Jim finally confesses to Huck that the dead man aboard the houseboat was Huck’s Pap, a revelation that shocks and infuriates Huck. But the two are forced to reconcile when lawmen show up, eager to capture Jim. Just as it looks like Huck and Jim will make a clean getaway, Huck is bitten by a rattlesnake and Jim risks capture to take Huck to a doctor. While Huck recovers at the Wilkes home, Captain Brandy is forced to send Jim back to St. Petersburg to stand trial for murder. When Huck finds out about Jim’s situation, he begs Captain Brandy to take him home on the steamboat. Although flooding and rough waters make the journey perilous, the boat arrives in the nick of time and Huck saves Jim from a would-be lynching party. Huck also persuades the Widow to let Jim go free. She agrees, but only if Huck promises to attend school, wear shoes and stop smoking. Huck acquiesces and grudgingly relinquishes his corncob pipe to Captain Brandy. But the next day, as the Widow and Huck watch Jim sail away to freedom, it's revealed Huck has left behind his shoes on the dock – and has a corncob tucked in his back pocket.

==Cast==
- Mickey Rooney as Huckleberry Finn
- Walter Connolly as the "King"
- William Frawley as the "Duke"
- Rex Ingram as Jim
- Lynne Carver as Mary Jane
- Jo Ann Sayers as Susan
- Minor Watson as Captain Brandy
- Elisabeth Risdon as the widow Douglas
- Victor Kilian as "Pap" Finn
- Clara Blandick as Miss Watson
- Harry Cording as Man Stealing Watermelon (uncredited)
- Frank Darien as Old Jailer (uncredited)

==Reception==
Most critics found the film mediocre. B. R. Crisler of The New York Times felt that the picture was "more Mickey than Huckleberry" and called it an "average, workmanlike piece of cinematic hokum" that "affords little, if any, insight into the realistic boyhood world of which old Mark wrote with such imperishable humor." A reviewer for Variety magazine wrote that the adaptation "has not been able to catch the rare and sparkling humor and general sincerity of the author's original. Furthermore, young Rooney seems too mature and assured in manner and expression for his years. Although he troupes in fine style, the impression remains that it's a theatric presentation."

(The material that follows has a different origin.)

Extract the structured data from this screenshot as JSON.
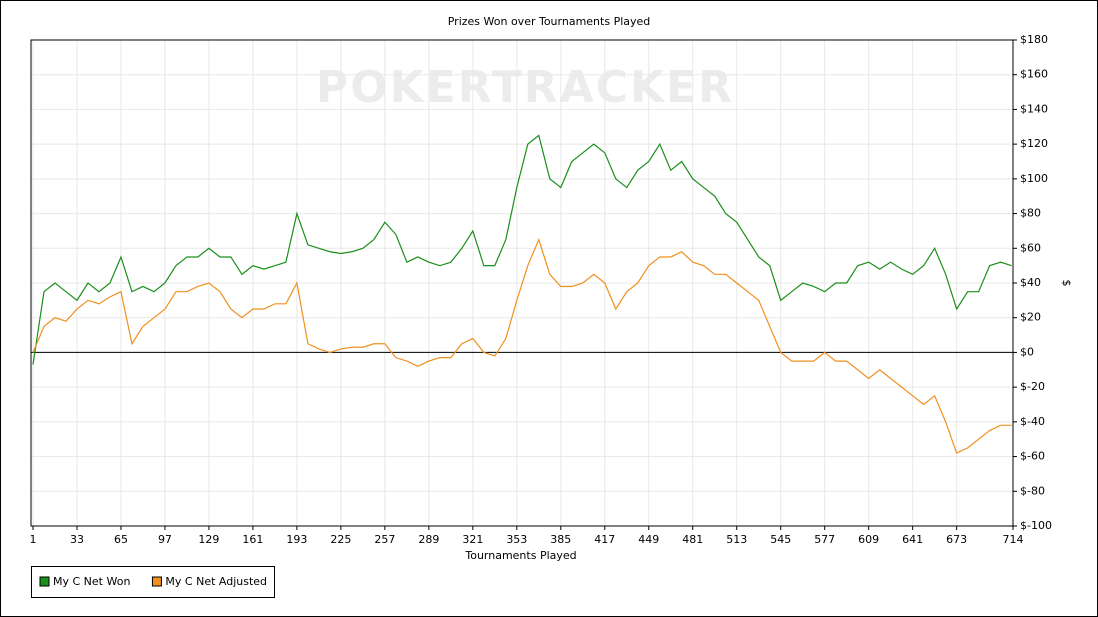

Film Daily called the treatment of the story "very flat and mechanical and uninteresting," adding, "Mickey Rooney does his best, and his fans may accept him as he appears and think he is great. To the lovers of Mark Twain it can only prove a disappointment." Harrison's Reports called it "just fairly good entertainment." John Mosher of The New Yorker called it "a perfunctory, commonplace job, pretty creaky and in the manner of those revival pieces some think quaint ... Aside from being a step for Mr. Rooney, this picture accomplishes nothing."